Cara kita tidur ternyata bisa memberi banyak petunjuk tentang kesehatan kita secara keseluruhan. Selama ini, kebanyakan orang hanya menyoroti berapa lama mereka tidur, tetapi penelitian yang diterbitkan di jurnal Health Data Science pada Juni 2025 menunjukkan, waktu dan konsistensi tidur juga sama pentingnya.
Para peneliti dari China menemukan, orang dengan pola tidur paling tidak teratur berisiko 2,8 kali lebih tinggi terkena penyakit parkinson dan 1,6 kali lebih tinggi mengalami diabetes tipe 2 dibandingkan mereka yang punya jadwal tidur dan bangun yang konsisten.
Temuan ini didasarkan pada data tidur lebih dari 88.000 peserta dalam proyek UK Biobank. Meski hasilnya baru menunjukkan hubungan, bukan sebab-akibat, penelitian ini dapat membuka arah baru bagi studi klinis di masa depan.
Secara keseluruhan, para ilmuwan dari Peking University dan Armi Medical University di China meneliti enam aspek tidur: durasi, waktu mulai tidur, ritme, rentang tidur, efisiensi tidur, serta frekuensi terbangun di malam hari.
Selama masa tindak lanjut rata-rata 6,8 tahun, para peneliti menemukan 172 penyakit yang berkaitan dengan berbagai karakteristik tidur, banyak di antaranya hanya terkait dengan satu aspek tertentu.
Untuk memperkuat hasil penelitian, temuan tersebut diuji ulang menggunakan basis data besar lainnya, yaitu National Health and Nutrition Examination Survey (NHANES), dan hasilnya tetap konsisten.
Dalam kedua analisis, durasi tidur yang diukur dengan sensor menunjukkan hubungan yang relatif lemah dengan risiko penyakit. Padahal, dalam survei, banyak peserta justru lebih khawatir tentang berapa lama mereka tidur dibandingkan bagaimana pola tidur mereka.
Sebaliknya, ritme tidur memiliki hubungan tiga kali lebih banyak dengan penyakit dibandingkan durasi maupun waktu mulai tidur. Bahkan, ritme tidur berkaitan dengan hampir setengah dari 172 penyakit yang diteliti.
Istilah ritme tidur merujuk pada pola siklus tidur dan bangun seseorang setiap hari. Ritme yang lebih teratur tampaknya berhubungan dengan kondisi kesehatan yang lebih baik.

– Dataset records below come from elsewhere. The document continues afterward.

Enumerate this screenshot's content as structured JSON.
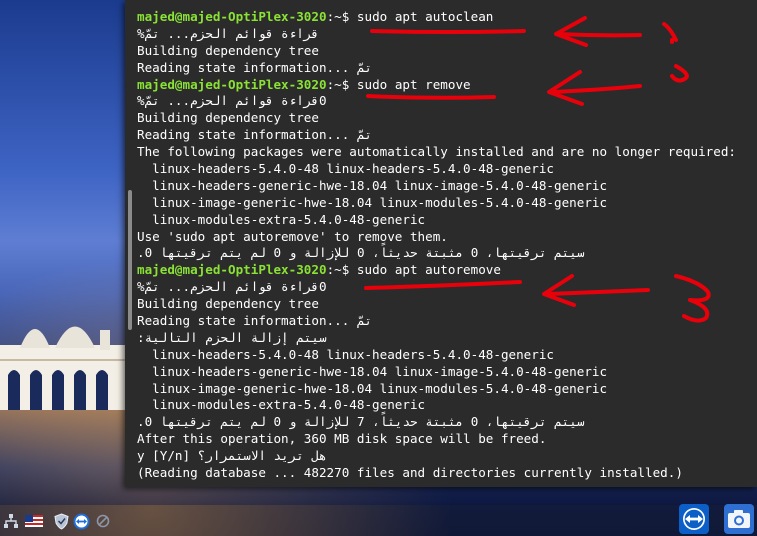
{
  "terminal": {
    "lines": [
      {
        "prompt": "majed@majed-OptiPlex-3020",
        "suffix": ":~$ ",
        "text": "sudo apt autoclean"
      },
      {
        "text": "قراءة قوائم الحزم... تمّ%",
        "rtl": true
      },
      {
        "text": "Building dependency tree"
      },
      {
        "text": "Reading state information... تمّ"
      },
      {
        "prompt": "majed@majed-OptiPlex-3020",
        "suffix": ":~$ ",
        "text": "sudo apt remove"
      },
      {
        "text": "0قراءة قوائم الحزم... تمّ%",
        "rtl": true
      },
      {
        "text": "Building dependency tree"
      },
      {
        "text": "Reading state information... تمّ"
      },
      {
        "text": "The following packages were automatically installed and are no longer required:"
      },
      {
        "text": "  linux-headers-5.4.0-48 linux-headers-5.4.0-48-generic"
      },
      {
        "text": "  linux-headers-generic-hwe-18.04 linux-image-5.4.0-48-generic"
      },
      {
        "text": "  linux-image-generic-hwe-18.04 linux-modules-5.4.0-48-generic"
      },
      {
        "text": "  linux-modules-extra-5.4.0-48-generic"
      },
      {
        "text": "Use 'sudo apt autoremove' to remove them."
      },
      {
        "text": "سيتم ترقيتها، 0 مثبتة حديثاً، 0 للإزالة و 0 لم يتم ترقيتها 0.",
        "rtl": true
      },
      {
        "prompt": "majed@majed-OptiPlex-3020",
        "suffix": ":~$ ",
        "text": "sudo apt autoremove"
      },
      {
        "text": "0قراءة قوائم الحزم... تمّ%",
        "rtl": true
      },
      {
        "text": "Building dependency tree"
      },
      {
        "text": "Reading state information... تمّ"
      },
      {
        "text": "سيتم إزالة الحزم التالية:",
        "rtl": true
      },
      {
        "text": "  linux-headers-5.4.0-48 linux-headers-5.4.0-48-generic"
      },
      {
        "text": "  linux-headers-generic-hwe-18.04 linux-image-5.4.0-48-generic"
      },
      {
        "text": "  linux-image-generic-hwe-18.04 linux-modules-5.4.0-48-generic"
      },
      {
        "text": "  linux-modules-extra-5.4.0-48-generic"
      },
      {
        "text": "سيتم ترقيتها، 0 مثبتة حديثاً، 7 للإزالة و 0 لم يتم ترقيتها 0.",
        "rtl": true
      },
      {
        "text": "After this operation, 360 MB disk space will be freed."
      },
      {
        "text": "هل تريد الاستمرار؟ [Y/n] y",
        "rtl": true
      },
      {
        "text": "(Reading database ... 482270 files and directories currently installed.)"
      }
    ]
  },
  "annotations": {
    "color": "#e8000b",
    "labels": [
      "1",
      "2",
      "3"
    ]
  },
  "taskbar": {
    "icons": [
      "network-icon",
      "us-flag-icon",
      "shield-icon",
      "teamviewer-icon",
      "blocked-icon"
    ],
    "apps": [
      "teamviewer-app-icon",
      "screenshot-camera-icon"
    ]
  },
  "colors": {
    "prompt": "#8ae234",
    "terminal_bg": "#2b2b2b",
    "text": "#ffffff"
  }
}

Ahli epidemiologi dari Peking University sekaligus penulis senior studi, Shengfeng Wang menekankan, sudah saatnya kita memperluas definisi “tidur yang baik”. Tidak hanya berdasarkan lamanya tidur.
“Selama ini, penelitian lebih banyak berfokus pada durasi tidur daripada karakteristik lainnya,” tulis para peneliti, dikutip dari Science Alert.
Dalam studi ini, ritme tidur yang paling tidak teratur dibandingkan dengan yang paling konsisten, dikaitkan dengan peningkatan risiko berbagai penyakit, termasuk diabetes tipe 2, hipertensi, penyakit paru obstruktif kronis, gagal ginjal akut, dan depresi.
Hubungan terkuat ditemukan dengan penyakit parkinson, yang sebelumnya juga diketahui memiliki kaitan dengan gangguan tidur. Waktu mulai tidur dan kualitas tidur pun turut berhubungan dengan beberapa penyakit.
Sebagai contoh, mereka yang tidur setelah pukul 00.30 memiliki risiko 2,6 kali lebih tinggi terkena sirosis hati diabndingkan orang yang tidur sebelum pukul 23.30. Selain itu, mereka dengan efisiensi tidur paling rendah menunjukkan peningkatan hampir 1,8 kali lipat dalam risiko gagal napas dibandingkan mereka yang tidurnya paling efisien.
Data penelitian ini berasal dari kombinasi antara pemantauan tidur melalui perangkat yang dapat dikenakan dan laporan subjektif peserta—sebuah pendekatan yang terbukti penting. Menariknya, hampir seperempat dari mereka yang mengaku tidur panjang ternyata hanya tidur kurang dari enam jam per malam.Temuan ini menunjukkan, survei saja seperti yang digunakan pada banyak studi sebelumnya, mungkin tidak cukup akurat.
“Misalnya, beberapa orang yang sulit tidur atau sering terbangun mungkin menghabiskan waktu lama di tempat tidur, tetapi sebenarnya hanya tidur sebentar,” tulis para peneliti.
“Seperti terlihat dari analisis kami, kesalahan dalam memperkirakan durasi tidur ini dapat menimbulkan bias yang signifikan dalam memperkirakan risiko sejumlah penyakit, termasuk strok, penyakit jantung iskemik, penyakit kardiovaskular, serta episode dan gangguan depresi berulang.”